Todo mundo experimenta algum grau de ansiedade no dia a dia, e isso não é necessariamente um problema. Ela nos ajuda a evitar o perigo e ter sucesso numa determinada tarefa, por exemplo. Mas a ansiedade também pode se tornar preocupante, inclusive para quem tem uma pessoa próxima nessa situação.


Dizer “não se preocupe” pode parecer útil, mas, na verdade, não é um bom conselho para alguém que esteja sofrendo com ansiedade grave. Embora haja diferentes transtornos de ansiedade e nenhum roteiro sirva para todo mundo, algumas palavras de apoio podem ajudar.




“Tente se lembrar de outra vez em que as coisas não foram tão bem”


Num momento de ansiedade, as pessoas usualmente se preocupam com o que pode acontecer no futuro.
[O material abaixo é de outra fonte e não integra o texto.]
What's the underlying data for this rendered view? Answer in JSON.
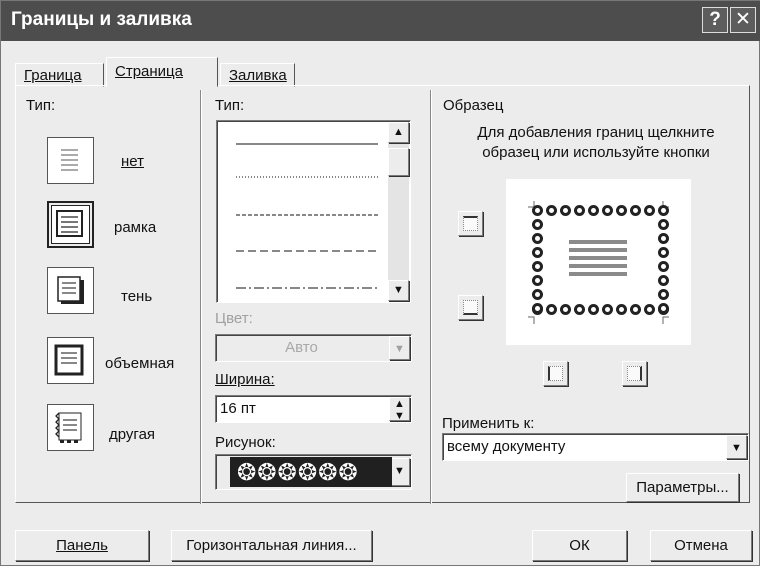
{
  "window": {
    "title": "Границы и заливка",
    "help_icon": "?",
    "close_icon": "✕"
  },
  "tabs": [
    {
      "label": "Граница"
    },
    {
      "label": "Страница"
    },
    {
      "label": "Заливка"
    }
  ],
  "setting": {
    "label": "Тип:",
    "items": [
      {
        "label": "нет"
      },
      {
        "label": "рамка"
      },
      {
        "label": "тень"
      },
      {
        "label": "объемная"
      },
      {
        "label": "другая"
      }
    ]
  },
  "style": {
    "label": "Тип:",
    "color_label": "Цвет:",
    "color_value": "Авто",
    "width_label": "Ширина:",
    "width_value": "16 пт",
    "art_label": "Рисунок:",
    "art_value": "❂❂❂❂❂❂"
  },
  "preview": {
    "heading": "Образец",
    "instruction": "Для добавления границ щелкните образец или используйте кнопки",
    "apply_label": "Применить к:",
    "apply_value": "всему документу",
    "options_button": "Параметры..."
  },
  "buttons": {
    "panel": "Панель",
    "horizontal_line": "Горизонтальная линия...",
    "ok": "ОК",
    "cancel": "Отмена"
  }
}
Por isso, é recomendável iniciar uma conversa construtiva, no sentido de ajudar a lidar com essas preocupações. Pode-se pedir que a outra pessoa dê um exemplo de quando as coisas deram errado e, depois de ouvi-la, perguntar o que poderia ser feito para mudar o resultado. Assim, você acolhe o outro e o ajuda a processar o que está acontecendo.




Dê incentivo


Depois de conversar sobre momentos em que as coisas não foram tão bem, é importante considerar o que a outra pessoa já fez que deu certo e fortalecê-la. Pode-se perguntar: “Em quais ocasiões você agiu assim, e foi algo que funcionou para você? O que você fez então que poderia dar certo de novo?”.




Ofereça ajuda de forma útil


Quando as pessoas estão em tratamento para transtornos mentais, o Psiquiatra ou o Psicólogo muitas vezes lhes dão “tarefas de casa”, ou orientam estratégias de enfrentamento para ajudá-las a controlar sua ansiedade. Pode ser algo como a técnica da respiração profunda, por exemplo. Você pode então ajudar o outro a focar nessas estratégias: “Estou aqui com você. O que seu terapeuta disse para você fazer em momentos como este?”. Ofereça suporte e redirecionamento.




Compartilhe suas experiências


Se você já lidou com a ansiedade antes, pode se sentir confortável em dividir sua experiência e suas próprias estratégias de enfrentamento com aqueles que são importantes para você. Esse compartilhamento mostra confiança e torna as pessoas mais próximas.


No entanto, é importante tomar cuidado para não minimizar o sofrimento do outro. Em vez de dizer “você não deve se sentir assim” ou “você deve esquecer suas preocupações”, pode-se dizer “isto é o que aprendi com minha própria experiência”, deixando claro que é o que foi útil para você (e que pode ou não fazer sentido para o outro).




“De que você precisa?”


Se você está preocupado com alguém que costuma ter ataques de pânico, pode ser útil perguntar a essa pessoa o que a ajudaria, antes que um ataque aconteça. Isso muitas vezes requer do outro um certo grau de entendimento sobre seu transtorno. Podem ser trazidos pedidos como “quero que você fique tranquilo e me apoie", “me pegue no trabalho”, “por favor, não me julgue", “seja gentil comigo” ou “por favor, não minimize isso”.


Lembre-se sempre: dizer "se acalme" ou "não se preocupe" não ajuda muito. Se você não sabe o que dizer, simplesmente ouça e esteja presente para apoiar aqueles que são importantes para você.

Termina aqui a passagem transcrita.